President Bill Clinton and his campaign team once said that when it came to what's important to American voters, "It's the economy, stupid!" In London, the equivalent would be, "It's the socializing and networking, stupid," when market change is associated with technology.
Contrary to popular stereotypes, the London market is steeped in technology--though historically in the areas of financial reconciliation and settlement through a central bureau, via electronic claims agreements and electronic endorsement agreements.
More recently these systems have been enhanced by the added value of electronic scanning of documents to help in the agreement process between London brokers and London underwriters, and with the administration of claims.
The move toward an electronic placing platform, however, has been painful to London insurance market professionals, who are accustomed to face-to-face transaction agreements. Unfortunately, the immensely expensive project is aimed at benefitting a social network of professionals, who already know and respect each other and can strike up an agreement within 10 minutes by simply walking to a mutual meeting place.
What's more, the deals being agreed to in London by brokers on behalf of clients have no great urgency, as a client's risk manager will normally prepare for the company's renewal a month or more before the new inception date.

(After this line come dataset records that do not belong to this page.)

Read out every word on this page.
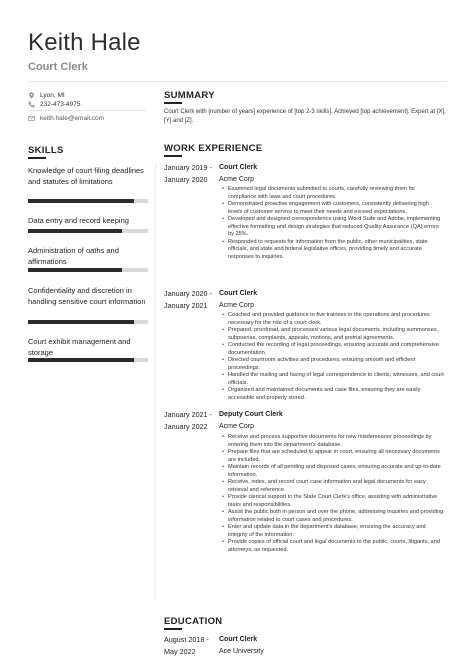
Keith Hale
Court Clerk
Lyon, MI
232-473-4975
keith.hale@email.com
SKILLS
Knowledge of court filing deadlines and statutes of limitations
Data entry and record keeping
Administration of oaths and affirmations
Confidentiality and discretion in handling sensitive court information
Court exhibit management and storage
SUMMARY
Court Clerk with [number of years] experience of [top 2-3 skills]. Achieved [top achievement]. Expert at [X], [Y] and [Z].
WORK EXPERIENCE
January 2019 -
January 2020
Court Clerk
Acme Corp
• Examined legal documents submitted to courts, carefully reviewing them for compliance with laws and court procedures.
• Demonstrated proactive engagement with customers, consistently delivering high levels of customer service to meet their needs and exceed expectations.
• Developed and designed correspondence using Word Suite and Adobe, implementing effective formatting and design strategies that reduced Quality Assurance (QA) errors by 25%.
• Responded to requests for information from the public, other municipalities, state officials, and state and federal legislative offices, providing timely and accurate responses to inquiries.
January 2020 -
January 2021
Court Clerk
Acme Corp
• Coached and provided guidance to five trainees in the operations and procedures necessary for the role of a court clerk.
• Prepared, proofread, and processed various legal documents, including summonses, subpoenas, complaints, appeals, motions, and pretrial agreements.
• Conducted the recording of legal proceedings, ensuring accurate and comprehensive documentation.
• Directed courtroom activities and procedures, ensuring smooth and efficient proceedings.
• Handled the mailing and faxing of legal correspondence to clients, witnesses, and court officials.
• Organized and maintained documents and case files, ensuring they are easily accessible and properly stored.
January 2021 -
January 2022
Deputy Court Clerk
Acme Corp
• Receive and process supportive documents for new misdemeanor proceedings by entering them into the department's database.
• Prepare files that are scheduled to appear in court, ensuring all necessary documents are included.
• Maintain records of all pending and disposed cases, ensuring accurate and up-to-date information.
• Receive, index, and record court case information and legal documents for easy retrieval and reference.
• Provide clerical support to the State Court Clerk's office, assisting with administrative tasks and responsibilities.
• Assist the public both in person and over the phone, addressing inquiries and providing information related to court cases and procedures.
• Enter and update data in the department's database, ensuring the accuracy and integrity of the information.
• Provide copies of official court and legal documents to the public, courts, litigants, and attorneys, as requested.
EDUCATION
August 2018 -
May 2022
Court Clerk
Ace University
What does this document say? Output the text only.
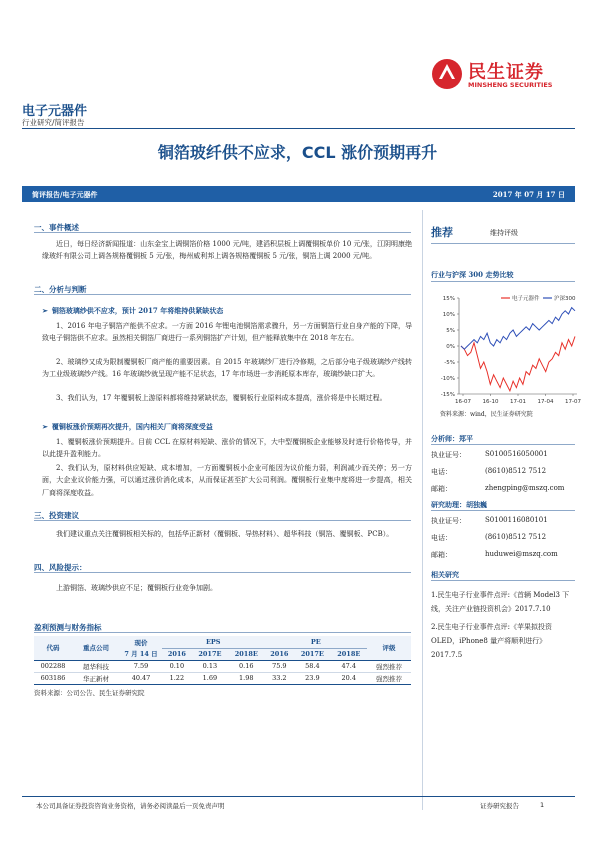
民生证券
MINSHENG SECURITIES
电子元器件
行业研究/简评报告
铜箔玻纤供不应求，CCL 涨价预期再升
简评报告/电子元器件	2017 年 07 月 17 日
一、事件概述
近日，每日经济新闻报道：山东金宝上调铜箔价格 1000 元/吨，建滔积层板上调覆铜板单价 10 元/张，江阴明康绝缘玻纤有限公司上调各规格覆铜板 5 元/张，梅州威利邦上调各规格覆铜板 5 元/张，铜箔上调 2000 元/吨。
二、分析与判断
➢ 铜箔玻璃纱供不应求，预计 2017 年将维持供紧缺状态
1、2016 年电子铜箔产能供不应求。一方面 2016 年锂电池铜箔需求骤升，另一方面铜箔行业自身产能的下降，导致电子铜箔供不应求。虽然相关铜箔厂商进行一系列铜箔扩产计划，但产能释放集中在 2018 年左右。
2、玻璃纱又成为限制覆铜板厂商产能的重要因素。自 2015 年玻璃纱厂进行冷修期，之后部分电子级玻璃纱产线转为工业级玻璃纱产线。16 年玻璃纱就呈现产能不足状态，17 年市场进一步消耗原本库存，玻璃纱缺口扩大。
3、我们认为，17 年覆铜板上游原料都将维持紧缺状态，覆铜板行业原料成本提高，涨价将是中长期过程。
➢ 覆铜板涨价预期再次提升，国内相关厂商将深度受益
1、覆铜板涨价预期提升。目前 CCL 在原材料短缺、涨价的情况下，大中型覆铜板企业能够及时进行价格传导，并以此提升盈利能力。
2、我们认为，原材料供应短缺、成本增加，一方面覆铜板小企业可能因为议价能力弱，利润减少而关停；另一方面，大企业议价能力强，可以通过涨价消化成本，从而保证甚至扩大公司利润。覆铜板行业集中度将进一步提高，相关厂商将深度收益。
三、投资建议
我们建议重点关注覆铜板相关标的，包括华正新材（覆铜板、导热材料）、超华科技（铜箔、覆铜板、PCB）。
四、风险提示：
上游铜箔、玻璃纱供应不足；覆铜板行业竞争加剧。
盈利预测与财务指标
代码	重点公司	现价	EPS			PE			评级
		7 月 14 日	2016	2017E	2018E	2016	2017E	2018E	
002288	超华科技	7.59	0.10	0.13	0.16	75.9	58.4	47.4	强烈推荐
603186	华正新材	40.47	1.22	1.69	1.98	33.2	23.9	20.4	强烈推荐
资料来源：公司公告、民生证券研究院
推荐	维持评级
行业与沪深 300 走势比较
15%
10%
5%
0%
-5%
-10%
-15%
16-07 16-10 17-01 17-04 17-07
电子元器件	沪深300
资料来源：wind，民生证券研究院
分析师：郑平
执业证号：	S0100516050001
电话：	(8610)8512 7512
邮箱：	zhengping@mszq.com
研究助理：胡独巍
执业证号：	S0100116080101
电话：	(8610)8512 7512
邮箱：	huduwei@mszq.com
相关研究
1.民生电子行业事件点评:《首辆 Model3 下线，关注产业链投资机会》2017.7.10
2.民生电子行业事件点评:《苹果拟投资 OLED，iPhone8 量产将顺利进行》2017.7.5
本公司具备证券投资咨询业务资格，请务必阅读最后一页免责声明	证券研究报告	1
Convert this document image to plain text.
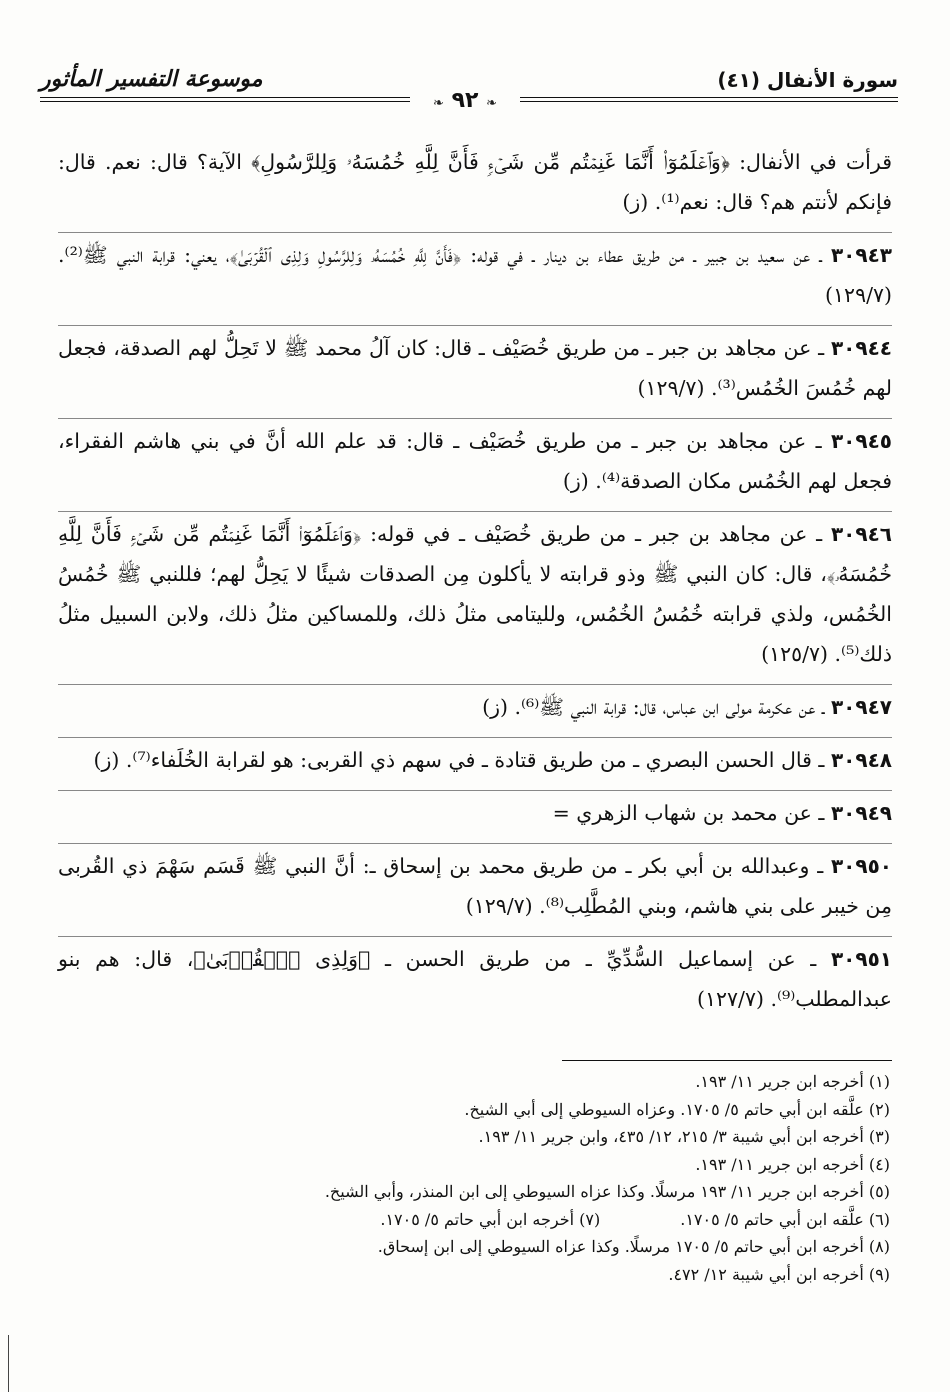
سورة الأنفال (٤١)
موسوعة التفسير المأثور
❧ ٩٢ ❧

قرأت في الأنفال: ﴿وَٱعۡلَمُوٓا۟ أَنَّمَا غَنِمۡتُم مِّن شَیۡءࣲ فَأَنَّ لِلَّهِ خُمُسَهُۥ وَلِلرَّسُولِ﴾ الآية؟ قال: نعم. قال: فإنكم لأنتم هم؟ قال: نعم⁽¹⁾. (ز)

٣٠٩٤٣ ـ عن سعيد بن جبير ـ من طريق عطاء بن دينار ـ في قوله: ﴿فَأَنَّ لِلَّهِ خُمُسَهُۥ وَلِلرَّسُولِ وَلِذِی ٱلۡقُرۡبَىٰ﴾، يعني: قرابة النبي ﷺ⁽²⁾. (١٢٩/٧)

٣٠٩٤٤ ـ عن مجاهد بن جبر ـ من طريق خُصَيْف ـ قال: كان آلُ محمد ﷺ لا تَحِلُّ لهم الصدقة، فجعل لهم خُمُسَ الخُمُس⁽³⁾. (١٢٩/٧)

٣٠٩٤٥ ـ عن مجاهد بن جبر ـ من طريق خُصَيْف ـ قال: قد علم الله أنَّ في بني هاشم الفقراء، فجعل لهم الخُمُس مكان الصدقة⁽⁴⁾. (ز)

٣٠٩٤٦ ـ عن مجاهد بن جبر ـ من طريق خُصَيْف ـ في قوله: ﴿وَٱعۡلَمُوٓا۟ أَنَّمَا غَنِمۡتُم مِّن شَیۡءࣲ فَأَنَّ لِلَّهِ خُمُسَهُۥ﴾، قال: كان النبي ﷺ وذو قرابته لا يأكلون مِن الصدقات شيئًا لا يَحِلُّ لهم؛ فللنبي ﷺ خُمُسُ الخُمُس، ولذي قرابته خُمُسُ الخُمُس، ولليتامى مثلُ ذلك، وللمساكين مثلُ ذلك، ولابن السبيل مثلُ ذلك⁽⁵⁾. (١٢٥/٧)

٣٠٩٤٧ ـ عن عكرمة مولى ابن عباس، قال: قرابة النبي ﷺ⁽⁶⁾. (ز)

٣٠٩٤٨ ـ قال الحسن البصري ـ من طريق قتادة ـ في سهم ذي القربى: هو لقرابة الخُلَفاء⁽⁷⁾. (ز)

٣٠٩٤٩ ـ عن محمد بن شهاب الزهري =

٣٠٩٥٠ ـ وعبدالله بن أبي بكر ـ من طريق محمد بن إسحاق ـ: أنَّ النبي ﷺ قَسَم سَهْمَ ذي القُربى مِن خيبر على بني هاشم، وبني المُطَّلِب⁽⁸⁾. (١٢٩/٧)

٣٠٩٥١ ـ عن إسماعيل السُّدِّيِّ ـ من طريق الحسن ـ ﴿وَلِذِی ٱلۡقُرۡبَىٰ﴾، قال: هم بنو عبدالمطلب⁽⁹⁾. (١٢٧/٧)

(١) أخرجه ابن جرير ١١/ ١٩٣.
(٢) علَّقه ابن أبي حاتم ٥/ ١٧٠٥. وعزاه السيوطي إلى أبي الشيخ.
(٣) أخرجه ابن أبي شيبة ٣/ ٢١٥، ١٢/ ٤٣٥، وابن جرير ١١/ ١٩٣.
(٤) أخرجه ابن جرير ١١/ ١٩٣.
(٥) أخرجه ابن جرير ١١/ ١٩٣ مرسلًا. وكذا عزاه السيوطي إلى ابن المنذر، وأبي الشيخ.
(٦) علَّقه ابن أبي حاتم ٥/ ١٧٠٥.
(٧) أخرجه ابن أبي حاتم ٥/ ١٧٠٥.
(٨) أخرجه ابن أبي حاتم ٥/ ١٧٠٥ مرسلًا. وكذا عزاه السيوطي إلى ابن إسحاق.
(٩) أخرجه ابن أبي شيبة ١٢/ ٤٧٢.
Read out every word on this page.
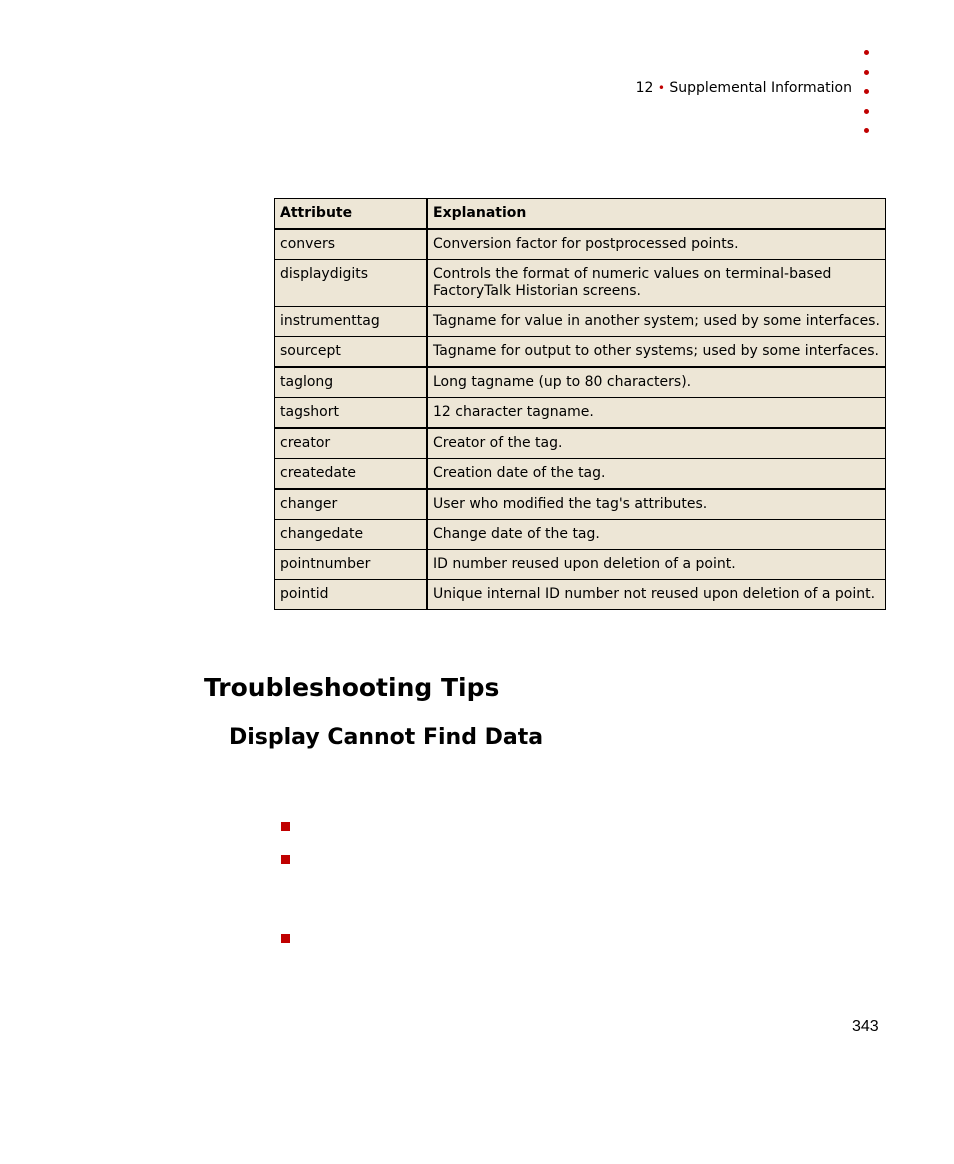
12 • Supplemental Information
Attribute	Explanation
convers	Conversion factor for postprocessed points.
displaydigits	Controls the format of numeric values on terminal-based FactoryTalk Historian screens.
instrumenttag	Tagname for value in another system; used by some interfaces.
sourcept	Tagname for output to other systems; used by some interfaces.
taglong	Long tagname (up to 80 characters).
tagshort	12 character tagname.
creator	Creator of the tag.
createdate	Creation date of the tag.
changer	User who modified the tag's attributes.
changedate	Change date of the tag.
pointnumber	ID number reused upon deletion of a point.
pointid	Unique internal ID number not reused upon deletion of a point.
Troubleshooting Tips
Display Cannot Find Data
343
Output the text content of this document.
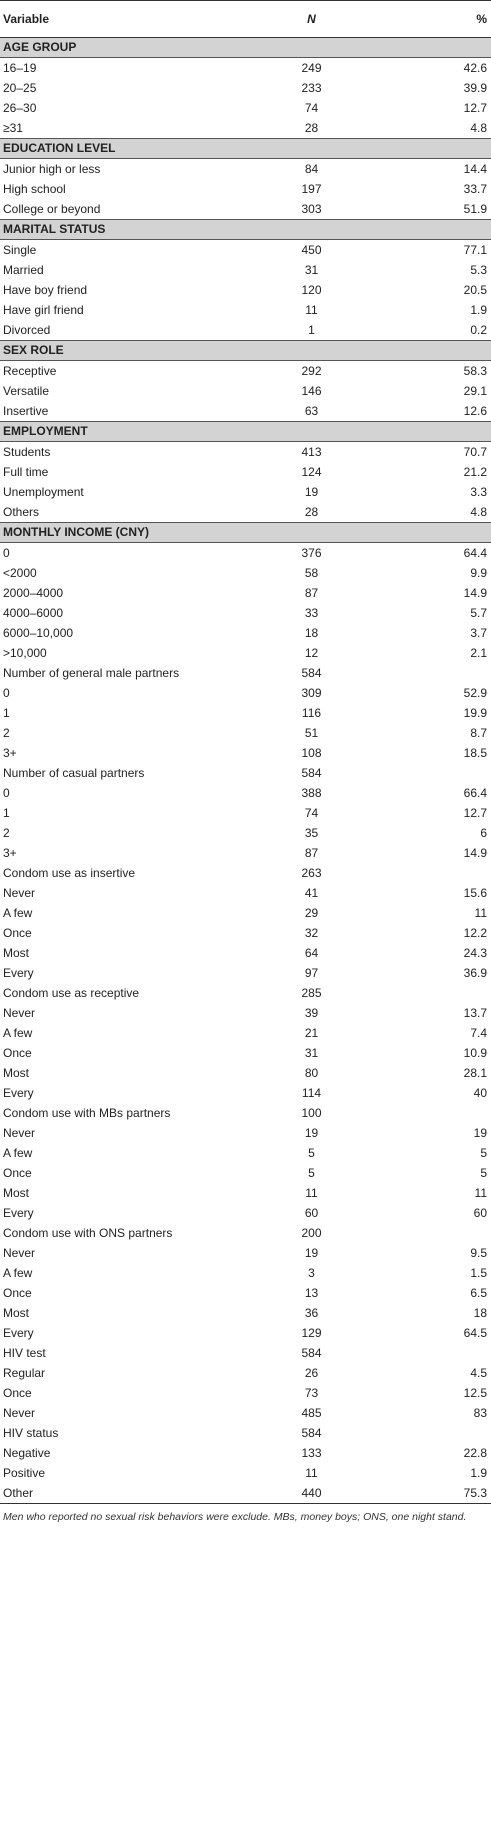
Variable	N	%
AGE GROUP		
16–19	249	42.6
20–25	233	39.9
26–30	74	12.7
≥31	28	4.8
EDUCATION LEVEL		
Junior high or less	84	14.4
High school	197	33.7
College or beyond	303	51.9
MARITAL STATUS		
Single	450	77.1
Married	31	5.3
Have boy friend	120	20.5
Have girl friend	11	1.9
Divorced	1	0.2
SEX ROLE		
Receptive	292	58.3
Versatile	146	29.1
Insertive	63	12.6
EMPLOYMENT		
Students	413	70.7
Full time	124	21.2
Unemployment	19	3.3
Others	28	4.8
MONTHLY INCOME (CNY)		
0	376	64.4
<2000	58	9.9
2000–4000	87	14.9
4000–6000	33	5.7
6000–10,000	18	3.7
>10,000	12	2.1
Number of general male partners	584	
0	309	52.9
1	116	19.9
2	51	8.7
3+	108	18.5
Number of casual partners	584	
0	388	66.4
1	74	12.7
2	35	6
3+	87	14.9
Condom use as insertive	263	
Never	41	15.6
A few	29	11
Once	32	12.2
Most	64	24.3
Every	97	36.9
Condom use as receptive	285	
Never	39	13.7
A few	21	7.4
Once	31	10.9
Most	80	28.1
Every	114	40
Condom use with MBs partners	100	
Never	19	19
A few	5	5
Once	5	5
Most	11	11
Every	60	60
Condom use with ONS partners	200	
Never	19	9.5
A few	3	1.5
Once	13	6.5
Most	36	18
Every	129	64.5
HIV test	584	
Regular	26	4.5
Once	73	12.5
Never	485	83
HIV status	584	
Negative	133	22.8
Positive	11	1.9
Other	440	75.3
Men who reported no sexual risk behaviors were exclude. MBs, money boys; ONS, one night stand.
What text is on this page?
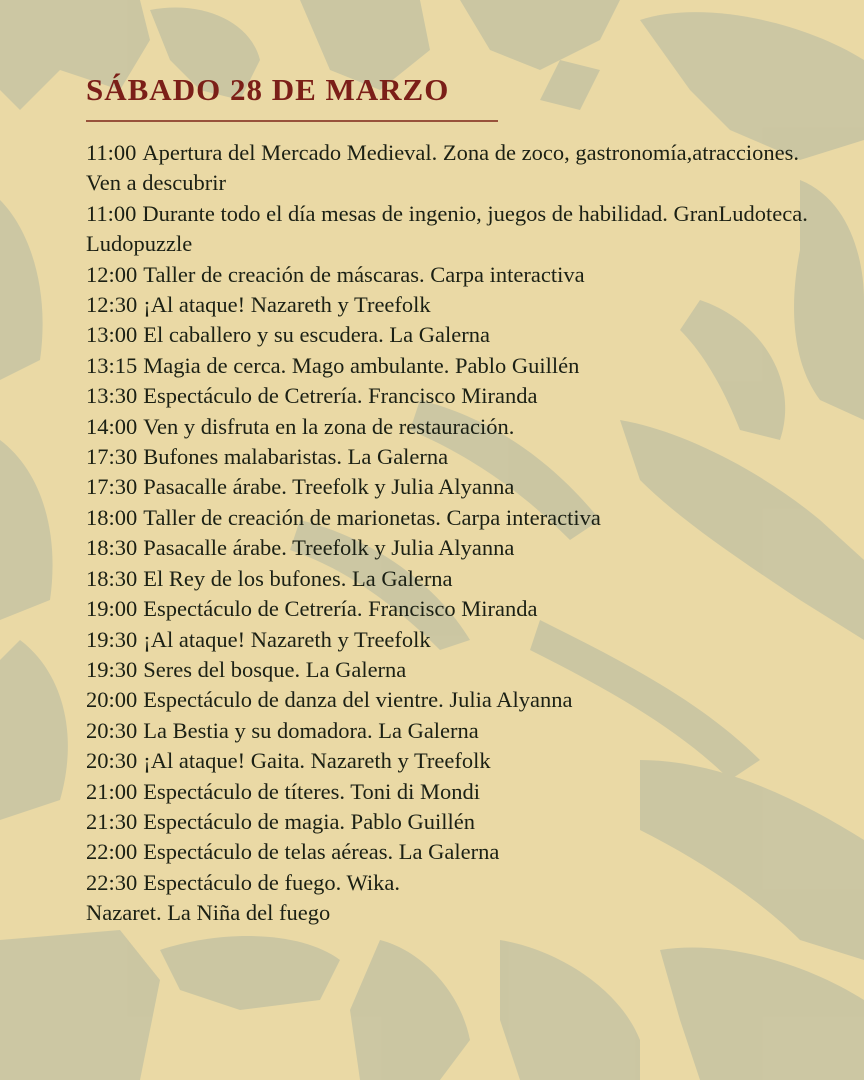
SÁBADO 28 DE MARZO
11:00 Apertura del Mercado Medieval. Zona de zoco, gastronomía,atracciones. Ven a descubrir
11:00 Durante todo el día mesas de ingenio, juegos de habilidad. GranLudoteca. Ludopuzzle
12:00 Taller de creación de máscaras. Carpa interactiva
12:30 ¡Al ataque! Nazareth y Treefolk
13:00 El caballero y su escudera. La Galerna
13:15 Magia de cerca. Mago ambulante. Pablo Guillén
13:30 Espectáculo de Cetrería. Francisco Miranda
14:00 Ven y disfruta en la zona de restauración.
17:30 Bufones malabaristas. La Galerna
17:30 Pasacalle árabe. Treefolk y Julia Alyanna
18:00 Taller de creación de marionetas. Carpa interactiva
18:30 Pasacalle árabe. Treefolk y Julia Alyanna
18:30 El Rey de los bufones. La Galerna
19:00 Espectáculo de Cetrería. Francisco Miranda
19:30 ¡Al ataque! Nazareth y Treefolk
19:30 Seres del bosque. La Galerna
20:00 Espectáculo de danza del vientre. Julia Alyanna
20:30 La Bestia y su domadora. La Galerna
20:30 ¡Al ataque! Gaita. Nazareth y Treefolk
21:00 Espectáculo de títeres. Toni di Mondi
21:30 Espectáculo de magia. Pablo Guillén
22:00 Espectáculo de telas aéreas. La Galerna
22:30 Espectáculo de fuego. Wika.
Nazaret. La Niña del fuego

The introduction of an electronic placing system has been bubbling under the surface in London since 1995, and has had two well-publicized failed efforts at achieving what could be called a straight-through placing system. These were Kinnect and G6. Both of these initiatives were a solution looking for a technology platform to run on, and a market to attract.
The latest initiative by Lloyd's, also with the support of the rest of the London insurance market, is to supply the technology platform and invite solutions to run on it. In London, this type of free-for-all has not always been to the advantage of what is basically a "village" of users.
Centralizing basic back-office functions of a people-based activity has always made sense--rather like having one water supply, not one for each competitive supplier.
The question is whether the problem ultimately is worth the effort. Moving London toward this competitive solution will not make sense to everyone, as it could bring confusion to another unique feature of the London market--the subscription element, where risks are shared among many underwriters.
Underwriters will have to get used to business being offered electronically from many different sources. This is the last, but most vital element when the London Exchange comes into play.
The ACORD standards for insurance are well used in the United States, but not yet as widely used in London. This is not because of any shortcomings in the XML standard they are based around, but because for 20 years the London/Lloyd's market has adopted the precursor to XML--electronic data interchange.
All underwriters and brokers in London use a technology back-office management package, adapted over the past 20 years to interact with the central bureau using EDI.
The cost of change is not something that will be easily accepted, especially as the real value of standards has not yet been sold to the business community in London--who are understandably skeptical, after previous costly efforts at change.
The Lloyd's Exchange has been described as a slow process, gently taking London by the electronic hand and leading it toward a new tomorrow, without realizing this is the crux of the problem in London. It is almost the equivalent of the "emperor with no clothes."
The suspicion is that the end game for those who want technology change is a screen-based agreement system. Sadly, this would be to nobody's advantage--especially the client, who is looking for a well-thought-out response from the London broker.
In London there is an expression that you can wait and wait for a bus, only to have 10 buses turn up at the same time.
The scenario that exists here is not quite as dramatic, but while this "new initiative" is taking place in London, the global market also has decided to take on a technology solution for its broker and carrier business.
This also came about in conjunction with ACORD, but in this case, the global market has no legacy to replace and can start with a clean sheet of paper.
The Ruschlikon project--created by a group of reinsurers and brokerages--is planning to establish a central platform for automation of (re)insurance transaction processing post-binding.
Will these new initiatives result in more success? The global solution of Ruschlikon makes good sense because it is not replacing any existing technology.
The global market has no great history of face-to-face business and could find such a technology solution--initially only for payments, but long term for electronic straight-through processing--a common-sense method of transacting business.
In London the desire for replacing the social and networking business processing with technology will be a harder sell.
At the same time the benefits in London are not being made strongly enough to change the Lloyd's market's perception of the best value for clients--who also like London for social reasons as well as their professional relationship with their London broker.
The London broker's global clients have never expressed any great desire to be brought into a new technology world for their relationship with their Lloyd's broker. Lloyd's is not a "buy, buy...sell, sell" market and never will be.
At the present time globally, moves for more Web/browser activity for personal insurance makes good sense. When the deals are complex and premiums are likely to be in the millions, and also speed is not a problem, then life might not need to be so desperate if the status quo is acceptable.
The technology changes proposed are based on: "We must be right because we know better than you!" Sometimes, however, the business has to stand up and make some pertinent inquiries to question the technologists.